I'd like to see Chaos Dwarfs and Kislev, so those people who have the models can actually do something with them! For myself, I'd like them to re-do the Dogs of War (for the same reason), with maybe an Estalian contingent thrown in for diversity.
An army I've been toying with in my feeble brain is an Empire army from Sigmar's time. Though the prospect of painting still MORE marauders as my core troops is a bit daunting!


----------



## crocodilesoldier (Aug 29, 2008)

Fishmen...:laugh:


----------



## stevenhassell (Aug 5, 2009)

> Not so sure about Fishmen though, it would have to be done just right...

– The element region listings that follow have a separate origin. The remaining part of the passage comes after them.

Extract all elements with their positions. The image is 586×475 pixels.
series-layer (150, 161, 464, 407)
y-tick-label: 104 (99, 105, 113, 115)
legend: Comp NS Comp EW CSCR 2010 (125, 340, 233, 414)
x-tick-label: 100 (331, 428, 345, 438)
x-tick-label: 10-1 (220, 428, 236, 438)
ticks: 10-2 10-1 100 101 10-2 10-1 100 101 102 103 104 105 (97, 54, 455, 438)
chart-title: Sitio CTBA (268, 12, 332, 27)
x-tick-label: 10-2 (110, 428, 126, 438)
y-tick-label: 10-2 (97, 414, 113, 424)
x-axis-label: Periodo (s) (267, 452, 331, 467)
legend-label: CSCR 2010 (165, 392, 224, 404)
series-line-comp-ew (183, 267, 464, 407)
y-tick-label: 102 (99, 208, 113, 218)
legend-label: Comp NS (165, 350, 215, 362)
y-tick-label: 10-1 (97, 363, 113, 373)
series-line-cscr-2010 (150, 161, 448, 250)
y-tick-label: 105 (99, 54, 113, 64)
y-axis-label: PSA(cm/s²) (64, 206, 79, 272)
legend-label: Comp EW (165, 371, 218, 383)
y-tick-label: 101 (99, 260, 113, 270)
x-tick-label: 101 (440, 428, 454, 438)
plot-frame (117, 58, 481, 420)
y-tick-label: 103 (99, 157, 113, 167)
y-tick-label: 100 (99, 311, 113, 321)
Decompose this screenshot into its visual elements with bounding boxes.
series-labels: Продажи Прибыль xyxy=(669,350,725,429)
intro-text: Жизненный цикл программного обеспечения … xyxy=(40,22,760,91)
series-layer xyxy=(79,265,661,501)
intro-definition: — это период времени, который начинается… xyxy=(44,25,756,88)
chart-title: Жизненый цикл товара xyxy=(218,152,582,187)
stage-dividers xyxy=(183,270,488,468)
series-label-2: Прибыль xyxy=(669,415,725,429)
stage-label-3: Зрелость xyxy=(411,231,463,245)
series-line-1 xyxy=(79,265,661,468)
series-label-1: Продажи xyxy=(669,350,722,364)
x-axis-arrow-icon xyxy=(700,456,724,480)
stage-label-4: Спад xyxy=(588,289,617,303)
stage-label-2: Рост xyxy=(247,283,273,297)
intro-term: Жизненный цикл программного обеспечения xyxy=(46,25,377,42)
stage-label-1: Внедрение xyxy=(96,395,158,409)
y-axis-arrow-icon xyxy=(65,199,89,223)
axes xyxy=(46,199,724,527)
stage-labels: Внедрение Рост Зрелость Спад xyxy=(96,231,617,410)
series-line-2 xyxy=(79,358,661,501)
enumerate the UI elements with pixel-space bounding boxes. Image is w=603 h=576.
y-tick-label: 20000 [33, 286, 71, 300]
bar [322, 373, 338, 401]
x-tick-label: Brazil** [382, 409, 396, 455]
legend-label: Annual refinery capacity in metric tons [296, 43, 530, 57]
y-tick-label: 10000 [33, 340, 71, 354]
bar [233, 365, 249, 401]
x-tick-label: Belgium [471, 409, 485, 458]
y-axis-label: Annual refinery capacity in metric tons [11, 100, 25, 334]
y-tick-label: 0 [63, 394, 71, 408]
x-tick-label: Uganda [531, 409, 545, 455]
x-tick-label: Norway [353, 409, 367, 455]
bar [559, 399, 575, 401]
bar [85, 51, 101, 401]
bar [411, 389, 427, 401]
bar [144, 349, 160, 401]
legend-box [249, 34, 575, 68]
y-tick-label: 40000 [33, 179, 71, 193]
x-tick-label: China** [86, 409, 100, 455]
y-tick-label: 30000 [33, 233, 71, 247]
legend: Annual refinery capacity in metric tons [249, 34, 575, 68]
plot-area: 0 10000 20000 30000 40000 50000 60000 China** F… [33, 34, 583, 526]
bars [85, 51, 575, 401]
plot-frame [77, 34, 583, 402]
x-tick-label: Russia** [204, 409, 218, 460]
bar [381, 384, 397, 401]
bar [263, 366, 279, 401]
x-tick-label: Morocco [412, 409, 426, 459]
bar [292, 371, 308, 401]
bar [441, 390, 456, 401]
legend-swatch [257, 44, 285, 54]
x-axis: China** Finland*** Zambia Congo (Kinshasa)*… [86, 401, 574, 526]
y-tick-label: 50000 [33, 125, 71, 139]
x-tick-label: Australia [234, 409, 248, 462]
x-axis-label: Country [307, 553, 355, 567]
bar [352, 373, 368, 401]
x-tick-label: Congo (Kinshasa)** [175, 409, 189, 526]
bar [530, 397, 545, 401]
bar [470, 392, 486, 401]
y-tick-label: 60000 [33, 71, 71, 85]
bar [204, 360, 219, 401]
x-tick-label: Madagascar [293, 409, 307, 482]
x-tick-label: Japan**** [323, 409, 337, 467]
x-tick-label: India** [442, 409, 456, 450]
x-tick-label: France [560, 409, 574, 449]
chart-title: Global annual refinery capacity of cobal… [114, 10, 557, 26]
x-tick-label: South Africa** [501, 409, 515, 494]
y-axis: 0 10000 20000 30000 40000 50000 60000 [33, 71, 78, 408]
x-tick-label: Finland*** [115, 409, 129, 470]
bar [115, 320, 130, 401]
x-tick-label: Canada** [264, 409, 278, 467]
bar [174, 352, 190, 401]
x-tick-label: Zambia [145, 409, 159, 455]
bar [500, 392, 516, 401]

check this out a guy made a whole fish army
http://www.users.globalnet.co.uk/~martincs/rick/fishmen/fishmen.html
some conversions
http://www.google.com/imgres?imgurl...ions+for+warhammer&um=1&hl=en&sa=N&tbs=isch:1


----------



## Shadow Hawk (Apr 26, 2009)

I would like to see Cathay/Nippon armies, I think it would make for some great looking models and more interesting fluff.


----------



## deathbringer (Feb 19, 2009)

I'd really like them to redo the kislev codex, found it pretty poor when i read it through.

As for the race, most definitely araby for me, the indian theme could definitely work well however first they must make bretts and woodelves lovely and new


----------